The engineering of cells as programmable devices has enabled therapeutic strategies that could not otherwise be achieved. Such strategies include recapitulating and enhancing native cellular functions and composing novel functions. These novel functions may be composed using both natural and engineered biological components, with the latter exemplified by the development of synthetic receptor and signal transduction systems. Recent advances in implementing these approaches include the treatment of cancer, where the most clinical progress has been made to date, and the treatment of diabetes. Principles for engineering cell-based therapies that are safe and effective are increasingly needed and beginning to emerge, and will be essential in the development of this new class of therapeutics.

Rewiring human cellular input-output using modular extracellular sensors.

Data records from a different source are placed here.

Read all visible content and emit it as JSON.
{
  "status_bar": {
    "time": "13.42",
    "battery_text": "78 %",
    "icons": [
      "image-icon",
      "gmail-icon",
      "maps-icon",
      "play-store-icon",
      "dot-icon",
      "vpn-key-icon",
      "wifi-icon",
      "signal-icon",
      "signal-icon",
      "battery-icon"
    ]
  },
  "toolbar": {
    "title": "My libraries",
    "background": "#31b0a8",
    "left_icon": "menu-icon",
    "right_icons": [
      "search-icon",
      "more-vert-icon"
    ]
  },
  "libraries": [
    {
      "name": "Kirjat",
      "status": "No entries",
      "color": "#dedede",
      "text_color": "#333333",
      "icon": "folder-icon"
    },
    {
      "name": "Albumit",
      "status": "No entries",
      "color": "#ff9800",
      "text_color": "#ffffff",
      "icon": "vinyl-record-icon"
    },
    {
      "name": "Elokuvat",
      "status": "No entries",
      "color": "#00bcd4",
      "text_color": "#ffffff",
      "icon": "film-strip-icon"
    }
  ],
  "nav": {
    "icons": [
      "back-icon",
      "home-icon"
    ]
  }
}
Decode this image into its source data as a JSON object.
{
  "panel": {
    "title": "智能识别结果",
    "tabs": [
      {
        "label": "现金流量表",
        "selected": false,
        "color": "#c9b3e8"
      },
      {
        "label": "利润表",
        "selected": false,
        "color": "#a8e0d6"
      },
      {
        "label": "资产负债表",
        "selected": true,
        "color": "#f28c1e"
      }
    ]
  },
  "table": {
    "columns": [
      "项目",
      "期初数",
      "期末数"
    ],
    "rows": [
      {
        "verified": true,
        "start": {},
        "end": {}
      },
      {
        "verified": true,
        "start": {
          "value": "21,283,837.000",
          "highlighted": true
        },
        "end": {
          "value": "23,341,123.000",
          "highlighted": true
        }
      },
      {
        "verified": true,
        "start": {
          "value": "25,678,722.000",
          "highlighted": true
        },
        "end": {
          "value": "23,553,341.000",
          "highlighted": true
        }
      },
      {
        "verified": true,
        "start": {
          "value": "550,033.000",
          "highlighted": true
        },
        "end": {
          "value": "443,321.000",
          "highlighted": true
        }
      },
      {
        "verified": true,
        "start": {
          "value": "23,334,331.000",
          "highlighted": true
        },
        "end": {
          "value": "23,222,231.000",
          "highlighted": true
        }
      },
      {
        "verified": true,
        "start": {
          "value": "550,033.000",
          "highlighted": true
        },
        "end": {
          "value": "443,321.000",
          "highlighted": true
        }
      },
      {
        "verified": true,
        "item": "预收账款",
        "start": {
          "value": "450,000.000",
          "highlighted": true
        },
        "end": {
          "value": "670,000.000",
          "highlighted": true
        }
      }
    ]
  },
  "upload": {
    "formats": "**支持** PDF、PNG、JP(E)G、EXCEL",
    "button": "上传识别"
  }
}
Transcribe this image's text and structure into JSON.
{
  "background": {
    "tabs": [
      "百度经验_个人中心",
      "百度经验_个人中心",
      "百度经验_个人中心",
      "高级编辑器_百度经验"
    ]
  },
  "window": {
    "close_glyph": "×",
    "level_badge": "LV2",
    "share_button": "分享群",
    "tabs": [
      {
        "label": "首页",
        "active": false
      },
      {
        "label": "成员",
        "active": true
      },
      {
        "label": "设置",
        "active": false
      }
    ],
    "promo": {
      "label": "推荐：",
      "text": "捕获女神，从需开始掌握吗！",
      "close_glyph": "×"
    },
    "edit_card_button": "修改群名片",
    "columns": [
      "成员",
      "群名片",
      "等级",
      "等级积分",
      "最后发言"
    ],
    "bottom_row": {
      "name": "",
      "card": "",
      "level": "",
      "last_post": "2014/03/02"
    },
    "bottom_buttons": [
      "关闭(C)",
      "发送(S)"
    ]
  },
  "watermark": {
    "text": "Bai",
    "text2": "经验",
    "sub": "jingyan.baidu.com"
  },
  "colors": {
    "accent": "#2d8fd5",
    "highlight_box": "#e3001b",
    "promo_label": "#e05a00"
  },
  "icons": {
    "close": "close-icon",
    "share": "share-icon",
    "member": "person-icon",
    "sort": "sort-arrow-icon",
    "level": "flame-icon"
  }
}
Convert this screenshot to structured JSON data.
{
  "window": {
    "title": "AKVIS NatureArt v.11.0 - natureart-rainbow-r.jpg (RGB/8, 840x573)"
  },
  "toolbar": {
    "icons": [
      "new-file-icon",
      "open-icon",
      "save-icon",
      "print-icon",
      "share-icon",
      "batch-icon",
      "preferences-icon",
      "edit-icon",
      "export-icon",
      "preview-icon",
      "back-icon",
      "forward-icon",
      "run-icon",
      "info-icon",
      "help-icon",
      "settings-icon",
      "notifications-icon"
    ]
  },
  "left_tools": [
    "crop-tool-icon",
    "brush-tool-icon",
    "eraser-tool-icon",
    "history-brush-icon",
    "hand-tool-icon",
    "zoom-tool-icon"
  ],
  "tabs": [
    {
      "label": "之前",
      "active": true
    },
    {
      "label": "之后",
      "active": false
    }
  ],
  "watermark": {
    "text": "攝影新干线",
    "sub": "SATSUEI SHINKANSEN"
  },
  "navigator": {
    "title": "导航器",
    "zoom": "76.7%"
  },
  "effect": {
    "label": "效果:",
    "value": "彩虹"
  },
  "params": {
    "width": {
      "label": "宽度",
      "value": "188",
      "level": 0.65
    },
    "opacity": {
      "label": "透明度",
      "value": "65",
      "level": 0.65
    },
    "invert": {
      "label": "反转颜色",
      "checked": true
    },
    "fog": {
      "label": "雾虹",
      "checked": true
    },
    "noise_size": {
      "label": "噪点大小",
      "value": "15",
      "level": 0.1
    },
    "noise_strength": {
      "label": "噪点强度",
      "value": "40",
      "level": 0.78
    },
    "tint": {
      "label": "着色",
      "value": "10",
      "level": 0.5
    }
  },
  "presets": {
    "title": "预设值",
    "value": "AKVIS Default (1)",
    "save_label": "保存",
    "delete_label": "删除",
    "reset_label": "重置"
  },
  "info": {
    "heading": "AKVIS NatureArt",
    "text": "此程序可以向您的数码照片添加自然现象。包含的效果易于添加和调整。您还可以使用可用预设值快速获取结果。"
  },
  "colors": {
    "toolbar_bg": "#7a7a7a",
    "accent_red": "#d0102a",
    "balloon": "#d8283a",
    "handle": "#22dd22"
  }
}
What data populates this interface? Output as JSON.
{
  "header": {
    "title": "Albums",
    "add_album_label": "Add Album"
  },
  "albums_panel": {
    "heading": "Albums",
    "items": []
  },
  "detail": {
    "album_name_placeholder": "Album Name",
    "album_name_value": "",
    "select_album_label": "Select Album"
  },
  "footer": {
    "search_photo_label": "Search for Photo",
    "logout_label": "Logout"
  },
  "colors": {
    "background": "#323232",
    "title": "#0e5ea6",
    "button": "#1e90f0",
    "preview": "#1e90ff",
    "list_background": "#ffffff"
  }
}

Engineered cell-based therapies comprise a promising emerging strategy for treating diverse diseases. Realizing this promise requires new tools for engineering cells to sense and respond to soluble extracellular factors, which provide information about both physiological state and the local environment. Here, we report such a biosensor engineering strategy, leveraging a self-contained receptor-signal transduction system termed modular extracellular sensor architecture (MESA). We developed MESA receptors that enable cells to sense vascular endothelial growth factor (VEGF) and, in response, secrete interleukin 2 (IL-2). By implementing these receptors in human T cells, we created a customized function not observed in nature-an immune cell that responds to a normally immunosuppressive cue (VEGF) by producing an immunostimulatory factor (IL-2). Because this platform utilizes modular, engineerable domains for ligand binding (antibodies) and output (programmable transcription factors based upon Cas9), this approach may be readily extended to novel inputs and outputs. This generalizable approach for rewiring cellular functions could enable both translational applications and fundamental biological research.